Esta curva, em forma de S, diz basicamente que um produto passa por três grandes fases: a inovação, a massificação e a saturação.
“It is because every individual knows so little and, in particular, because we rarely know which of us knows best that we trust the independent and competitive efforts of many to induce the emergence of what we shall want when we see it.” (Hayek)
 
Uma das coisas mais elementares ensinada nos cursos de administração e marketing é o formato comum da curva de vendas de um produto. Esta curva, em forma de S, diz basicamente que um produto passa por três grandes fases: a inovação, a massificação e a saturação. No primeiro momento, a empresa lança o produto ainda não testado pelo mercado, e as primeiras “cobaias” compram. Em seguida, caso o produto tenha boa aceitação, a empresa intensifica a produção, obtendo importantes ganhos de escala, que permitem uma forte redução nos preços, tornando o produto acessível ao grosso dos consumidores. Por fim, o produto já atingiu uma penetração tão grande que está saturado, dando espaço para substitutos mais modernos.
 
Não dá nem para listar a quantidade de produtos que experimentou essa trajetória. Basta citar alguns exemplos bastante óbvios, como o automóvel ou o computador. Na época da Ford e seu Modelo T, existiam literalmente centenas de empresas competindo por este novo mercado. Ninguém sabia ainda quais seriam os modelos vencedores. Apenas os mais ricos podiam se dar ao luxo de comprar um carro. Com o passar do tempo, e com os ganhos de escala, os preços foram caindo e as vendas explodindo. O carro era um produto popular então. O mesmo ocorreu com computadores. As antigas máquinas da IBM eram caríssimas, e poucos podiam pagar por ela. Ao decorrer dos anos, com avanços tecnológicos e ganhos de escala, milhões de usuários passaram a usufruir dos benefícios de um computador.
 
Isso tudo tem uma relevância enorme para o modelo econômico que deve ser adotado em um país. Em primeiro lugar, devemos entender que o processo de tentativa e erro é crucial para o progresso. O conhecimento é disperso, pulverizado na sociedade, limitado, e ninguém tem como saber a priori o que irá funcionar melhor, nem mesmo os desdobramentos das inovações. Os sonhos de voar dos irmãos Wright ou de Santos Dumont levaram ao avião, mas nem eles teriam como imaginar um Boeing 747 ou o novo Airbus gigante. As idéias têm conseqüências que nem seus próprios autores podem imaginar. Logo, o melhor meio de progredir é garantir a liberdade individual e a livre competição, para que o método de tentativa e erro vá filtrando o que funciona melhor, de acordo com as preferências dos próprios consumidores. Isso condena totalmente a alternativa de um planejamento central, feito por algum órgão de supostos “clarividentes”, que determinam o que será mais adequado ao povo.
 
Em segundo lugar, fica claro que os mais ricos exercem uma utilidade fundamental para os constantes avanços. Eles são as tais cobaias, que irão experimentar as inovações com preços ainda proibitivos, pela falta de escala. São eles que compram aparelhos de celular quando estes custam uma fortuna, e após ficar mais claro qual o produto mais competitivo e demandado, os produtores iniciam uma produção em massa, barateando o produto.
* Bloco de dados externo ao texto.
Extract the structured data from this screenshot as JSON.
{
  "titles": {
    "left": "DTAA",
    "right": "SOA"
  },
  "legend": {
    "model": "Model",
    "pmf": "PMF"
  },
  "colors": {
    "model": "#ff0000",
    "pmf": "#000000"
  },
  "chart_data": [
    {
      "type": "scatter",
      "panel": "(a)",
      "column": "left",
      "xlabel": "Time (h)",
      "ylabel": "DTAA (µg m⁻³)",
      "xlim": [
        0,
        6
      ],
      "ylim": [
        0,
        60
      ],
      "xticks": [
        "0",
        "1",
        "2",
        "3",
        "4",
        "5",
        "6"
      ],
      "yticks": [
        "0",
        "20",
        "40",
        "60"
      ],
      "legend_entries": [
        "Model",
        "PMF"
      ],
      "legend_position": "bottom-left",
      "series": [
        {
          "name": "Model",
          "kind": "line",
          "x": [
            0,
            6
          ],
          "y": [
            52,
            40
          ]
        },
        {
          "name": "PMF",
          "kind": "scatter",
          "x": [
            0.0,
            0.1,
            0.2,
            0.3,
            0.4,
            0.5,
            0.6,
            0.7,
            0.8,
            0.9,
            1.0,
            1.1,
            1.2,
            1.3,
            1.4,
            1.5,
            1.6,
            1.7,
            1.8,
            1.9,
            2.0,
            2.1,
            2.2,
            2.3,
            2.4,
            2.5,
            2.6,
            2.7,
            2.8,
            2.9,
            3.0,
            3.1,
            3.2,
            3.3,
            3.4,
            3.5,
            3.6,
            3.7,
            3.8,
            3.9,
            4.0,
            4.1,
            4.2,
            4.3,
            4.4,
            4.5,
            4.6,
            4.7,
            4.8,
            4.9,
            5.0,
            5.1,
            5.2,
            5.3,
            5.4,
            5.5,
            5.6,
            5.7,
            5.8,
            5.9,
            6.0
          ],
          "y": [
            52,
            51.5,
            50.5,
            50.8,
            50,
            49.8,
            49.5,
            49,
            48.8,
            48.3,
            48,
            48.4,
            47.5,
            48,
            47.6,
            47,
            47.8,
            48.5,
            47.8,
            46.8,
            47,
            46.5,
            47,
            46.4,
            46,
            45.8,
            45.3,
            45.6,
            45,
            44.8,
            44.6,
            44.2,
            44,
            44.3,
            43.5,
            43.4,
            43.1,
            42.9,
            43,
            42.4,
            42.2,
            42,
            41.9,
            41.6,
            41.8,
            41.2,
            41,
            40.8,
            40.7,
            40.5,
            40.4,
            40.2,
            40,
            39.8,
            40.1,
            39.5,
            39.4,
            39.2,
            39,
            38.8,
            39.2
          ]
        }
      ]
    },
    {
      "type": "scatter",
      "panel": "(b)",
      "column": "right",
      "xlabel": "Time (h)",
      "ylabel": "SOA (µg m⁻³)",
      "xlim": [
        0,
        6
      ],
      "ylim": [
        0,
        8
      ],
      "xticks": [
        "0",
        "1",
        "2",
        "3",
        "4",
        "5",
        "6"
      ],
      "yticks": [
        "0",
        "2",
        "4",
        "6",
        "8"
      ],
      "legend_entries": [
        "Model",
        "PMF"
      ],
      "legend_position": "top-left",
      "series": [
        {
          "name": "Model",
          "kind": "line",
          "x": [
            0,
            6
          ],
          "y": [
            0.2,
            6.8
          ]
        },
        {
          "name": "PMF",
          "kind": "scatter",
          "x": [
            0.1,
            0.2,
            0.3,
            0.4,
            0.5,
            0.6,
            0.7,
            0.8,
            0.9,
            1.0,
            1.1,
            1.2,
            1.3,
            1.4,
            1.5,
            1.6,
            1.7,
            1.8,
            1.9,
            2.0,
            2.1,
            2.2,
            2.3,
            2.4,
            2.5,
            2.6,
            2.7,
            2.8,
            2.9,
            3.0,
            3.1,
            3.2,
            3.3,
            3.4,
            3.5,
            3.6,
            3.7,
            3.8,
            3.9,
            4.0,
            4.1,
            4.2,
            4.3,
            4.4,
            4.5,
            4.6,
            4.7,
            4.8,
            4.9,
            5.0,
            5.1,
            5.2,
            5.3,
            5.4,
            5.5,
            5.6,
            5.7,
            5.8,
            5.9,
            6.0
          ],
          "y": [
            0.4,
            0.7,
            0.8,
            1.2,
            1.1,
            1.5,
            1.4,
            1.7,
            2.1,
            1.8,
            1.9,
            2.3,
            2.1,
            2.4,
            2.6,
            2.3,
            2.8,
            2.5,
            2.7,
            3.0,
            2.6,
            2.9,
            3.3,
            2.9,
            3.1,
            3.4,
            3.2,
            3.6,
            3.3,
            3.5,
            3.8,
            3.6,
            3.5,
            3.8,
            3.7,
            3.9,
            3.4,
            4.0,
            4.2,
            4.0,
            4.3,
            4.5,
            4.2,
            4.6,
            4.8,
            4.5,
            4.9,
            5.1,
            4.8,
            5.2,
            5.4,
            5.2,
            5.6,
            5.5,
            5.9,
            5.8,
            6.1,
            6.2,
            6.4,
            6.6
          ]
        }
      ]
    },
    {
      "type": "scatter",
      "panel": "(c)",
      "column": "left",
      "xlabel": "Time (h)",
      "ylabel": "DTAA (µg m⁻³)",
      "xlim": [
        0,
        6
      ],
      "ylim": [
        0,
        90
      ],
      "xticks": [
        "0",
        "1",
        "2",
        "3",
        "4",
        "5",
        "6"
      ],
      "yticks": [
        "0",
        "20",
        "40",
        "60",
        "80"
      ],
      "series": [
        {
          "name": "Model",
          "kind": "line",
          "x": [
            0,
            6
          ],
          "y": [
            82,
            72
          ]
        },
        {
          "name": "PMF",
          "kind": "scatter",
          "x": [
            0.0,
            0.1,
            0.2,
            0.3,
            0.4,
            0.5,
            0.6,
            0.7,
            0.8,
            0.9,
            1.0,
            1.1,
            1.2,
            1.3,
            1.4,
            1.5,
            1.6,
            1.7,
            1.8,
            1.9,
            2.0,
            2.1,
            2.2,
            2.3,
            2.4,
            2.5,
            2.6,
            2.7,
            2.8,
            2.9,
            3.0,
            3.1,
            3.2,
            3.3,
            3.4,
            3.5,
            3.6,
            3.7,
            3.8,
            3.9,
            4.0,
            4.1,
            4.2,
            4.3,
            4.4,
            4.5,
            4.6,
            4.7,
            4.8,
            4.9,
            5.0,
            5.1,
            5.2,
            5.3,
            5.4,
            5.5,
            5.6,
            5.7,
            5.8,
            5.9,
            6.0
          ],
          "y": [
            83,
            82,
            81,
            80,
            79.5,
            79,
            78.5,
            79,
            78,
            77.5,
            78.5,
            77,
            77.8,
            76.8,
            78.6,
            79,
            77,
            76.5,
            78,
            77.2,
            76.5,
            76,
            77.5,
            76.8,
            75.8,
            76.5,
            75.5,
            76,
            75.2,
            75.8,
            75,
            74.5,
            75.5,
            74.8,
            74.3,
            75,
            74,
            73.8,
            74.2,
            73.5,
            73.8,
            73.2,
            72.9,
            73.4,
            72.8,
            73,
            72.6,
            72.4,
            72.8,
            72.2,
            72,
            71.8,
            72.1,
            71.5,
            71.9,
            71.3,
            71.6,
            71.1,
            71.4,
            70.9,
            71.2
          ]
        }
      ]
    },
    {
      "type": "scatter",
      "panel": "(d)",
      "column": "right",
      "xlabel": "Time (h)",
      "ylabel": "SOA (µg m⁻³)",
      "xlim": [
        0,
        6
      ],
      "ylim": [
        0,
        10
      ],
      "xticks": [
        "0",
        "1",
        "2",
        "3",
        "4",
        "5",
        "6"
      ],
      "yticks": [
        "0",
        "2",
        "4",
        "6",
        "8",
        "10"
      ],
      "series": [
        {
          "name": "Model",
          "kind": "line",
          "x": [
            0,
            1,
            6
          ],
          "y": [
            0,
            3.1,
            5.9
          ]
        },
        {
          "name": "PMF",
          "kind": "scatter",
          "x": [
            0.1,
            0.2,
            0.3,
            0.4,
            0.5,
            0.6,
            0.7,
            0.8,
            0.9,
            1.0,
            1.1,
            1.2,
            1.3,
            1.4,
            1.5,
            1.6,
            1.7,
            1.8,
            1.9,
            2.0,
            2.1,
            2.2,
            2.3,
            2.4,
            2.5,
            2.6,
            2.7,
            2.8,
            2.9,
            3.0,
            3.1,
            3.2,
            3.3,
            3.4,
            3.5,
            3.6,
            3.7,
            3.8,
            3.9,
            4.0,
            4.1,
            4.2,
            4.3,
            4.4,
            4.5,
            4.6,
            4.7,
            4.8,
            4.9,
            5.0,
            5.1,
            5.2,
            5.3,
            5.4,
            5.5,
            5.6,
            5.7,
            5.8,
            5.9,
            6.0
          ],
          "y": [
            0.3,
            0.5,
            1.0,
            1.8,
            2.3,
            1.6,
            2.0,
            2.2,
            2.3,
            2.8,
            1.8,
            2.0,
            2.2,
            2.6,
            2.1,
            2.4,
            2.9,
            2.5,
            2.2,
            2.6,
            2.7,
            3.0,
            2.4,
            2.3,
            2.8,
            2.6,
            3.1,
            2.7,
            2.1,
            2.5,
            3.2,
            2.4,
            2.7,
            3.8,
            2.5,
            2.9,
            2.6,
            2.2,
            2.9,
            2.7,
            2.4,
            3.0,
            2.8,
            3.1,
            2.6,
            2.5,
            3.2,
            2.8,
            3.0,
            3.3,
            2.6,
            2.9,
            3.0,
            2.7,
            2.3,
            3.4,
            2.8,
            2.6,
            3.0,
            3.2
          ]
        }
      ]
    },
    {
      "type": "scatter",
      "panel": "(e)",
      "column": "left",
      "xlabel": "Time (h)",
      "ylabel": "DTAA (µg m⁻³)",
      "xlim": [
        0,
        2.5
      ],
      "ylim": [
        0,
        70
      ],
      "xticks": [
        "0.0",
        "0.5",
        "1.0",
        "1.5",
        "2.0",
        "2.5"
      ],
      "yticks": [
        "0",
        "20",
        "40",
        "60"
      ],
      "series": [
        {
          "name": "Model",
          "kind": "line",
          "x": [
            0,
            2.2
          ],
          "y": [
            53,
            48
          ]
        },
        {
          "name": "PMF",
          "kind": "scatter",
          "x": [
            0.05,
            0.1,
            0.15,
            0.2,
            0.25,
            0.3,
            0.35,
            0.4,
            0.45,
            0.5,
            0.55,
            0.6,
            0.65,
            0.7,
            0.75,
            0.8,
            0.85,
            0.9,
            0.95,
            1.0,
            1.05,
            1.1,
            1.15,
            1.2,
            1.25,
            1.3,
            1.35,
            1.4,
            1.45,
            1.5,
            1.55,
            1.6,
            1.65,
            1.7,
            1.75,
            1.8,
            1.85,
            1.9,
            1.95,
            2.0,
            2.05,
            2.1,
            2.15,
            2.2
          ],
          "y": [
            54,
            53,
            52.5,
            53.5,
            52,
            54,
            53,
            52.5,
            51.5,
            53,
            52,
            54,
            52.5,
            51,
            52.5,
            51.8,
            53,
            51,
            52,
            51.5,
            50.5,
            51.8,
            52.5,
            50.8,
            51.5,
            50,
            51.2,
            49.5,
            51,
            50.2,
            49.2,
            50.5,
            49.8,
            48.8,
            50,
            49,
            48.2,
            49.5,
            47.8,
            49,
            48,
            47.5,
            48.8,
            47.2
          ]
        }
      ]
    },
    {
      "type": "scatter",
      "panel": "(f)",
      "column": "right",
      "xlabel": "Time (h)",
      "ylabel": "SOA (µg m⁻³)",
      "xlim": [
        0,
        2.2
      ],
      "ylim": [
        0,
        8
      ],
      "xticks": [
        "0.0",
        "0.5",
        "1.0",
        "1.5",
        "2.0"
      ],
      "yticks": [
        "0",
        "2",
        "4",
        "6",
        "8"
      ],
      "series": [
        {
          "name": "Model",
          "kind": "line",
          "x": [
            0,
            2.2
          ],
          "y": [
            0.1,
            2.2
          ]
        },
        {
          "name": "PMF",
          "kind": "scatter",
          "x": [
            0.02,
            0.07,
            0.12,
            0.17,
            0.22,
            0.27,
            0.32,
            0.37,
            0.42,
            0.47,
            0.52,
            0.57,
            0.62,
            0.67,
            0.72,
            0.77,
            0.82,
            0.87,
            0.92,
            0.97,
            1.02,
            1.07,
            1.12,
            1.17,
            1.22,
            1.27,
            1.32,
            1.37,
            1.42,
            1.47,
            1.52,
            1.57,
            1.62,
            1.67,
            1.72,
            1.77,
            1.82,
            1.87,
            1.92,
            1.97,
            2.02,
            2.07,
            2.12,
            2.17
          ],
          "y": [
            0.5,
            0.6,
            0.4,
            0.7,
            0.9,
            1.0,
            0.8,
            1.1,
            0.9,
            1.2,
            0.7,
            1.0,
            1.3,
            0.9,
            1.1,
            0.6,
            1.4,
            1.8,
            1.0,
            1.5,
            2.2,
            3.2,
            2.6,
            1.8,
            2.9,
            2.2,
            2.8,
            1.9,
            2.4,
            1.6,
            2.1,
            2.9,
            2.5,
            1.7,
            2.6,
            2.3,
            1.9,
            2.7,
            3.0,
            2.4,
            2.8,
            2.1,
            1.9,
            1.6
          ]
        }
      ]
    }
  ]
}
Quando os ricos compram uma televisão de LCD, pagando milhares de dólares, estão testando as novas tecnologias disponíveis, fornecendo um importante feedback aos produtores, que passarão depois a produzir em grande escala o produto mais competitivo e demandado, tornando-o acessível ao restante dos consumidores. Logo, fica claro que a desigualdade material não é um problema em si, e que os mais ricos acabam atuando como cobaias das massas. Atualmente, qualquer família de classe média americana desfruta de um carro com segurança e conforto, um refrigerador, um computador, um microondas, enfim, de produtos que antes eram vistos como bens luxuosos para poucos.
 
Dito isso, fica fácil compreender porque tenho verdadeiros calafrios quando escuto governantes falando em planejamentos rígidos para o crescimento e o progresso, em “inclusão digital” e coisas do tipo. O melhor que o governo pode fazer para termos de fato isso tudo é sair do caminho, garantindo apenas a segurança contratual, a estabilidade das leis, as trocas voluntárias. Através da competição no livre mercado, as empresas, em busca do lucro, irão automaticamente testar sempre novos produtos. Nunca saberemos ex ante quais serão os bem sucedidos. São os próprios consumidores quem decidirão, através da livre escolha. Os mais ricos serão como cobaias, testando aqueles produtos que ainda são caros demais para os demais consumidores. E através da constante tentativa e erro, os melhores produtos serão filtrados, sobreviverão. E o progresso terá continuidade, beneficiando os milhões de consumidores, especialmente as massas, que poderão usufruir de produtos incríveis, que fariam qualquer rei da Idade Média morrer de inveja. Afinal, quantos nobres e senhores feudais tinham à sua disposição um ar condicionado?
 
 
Segunda, 29 Janeiro 2007 22:00

O Antiamericanismo Patológico

O povo brasileiro é, segundo algumas pesquisas apontam, um dos que tem maior sentimento negativo em relação aos Estados Unidos. A grande causa, creio, está na ignorância alimentada pela inveja.

Para os latino-americanos é um escândalo insuportável que um punhado de anglo-saxãos, chegados ao hemisfério muito depois dos espanhóis, tenham se tornado a primeira potência do mundo”. (Carlos Rangel)

O povo brasileiro é, segundo algumas pesquisas apontam, um dos que tem maior sentimento negativo em relação aos Estados Unidos. A grande causa, creio, está na ignorância alimentada pela inveja. A falta de conhecimento acerca de inúmeros fatos, junto com décadas de lavagem cerebral ideológica, transformaram a nação do norte num demônio, assim como no perfeito bode expiatório. Não será meu objetivo aqui esgotar o assunto, pois seria necessário, para tanto, um livro inteiro. Sugiro então a leitura de A Obsessão Antiamericana, do francês Jean-François Revel. Ou, para quem preferir um estilo mais irônico, Manual do Perfeito Idiota Latinoamericano, o qual tem, entre os autores, Álvaro Vargas Llosa. Neste artigo irei tratar do tema de forma sucinta.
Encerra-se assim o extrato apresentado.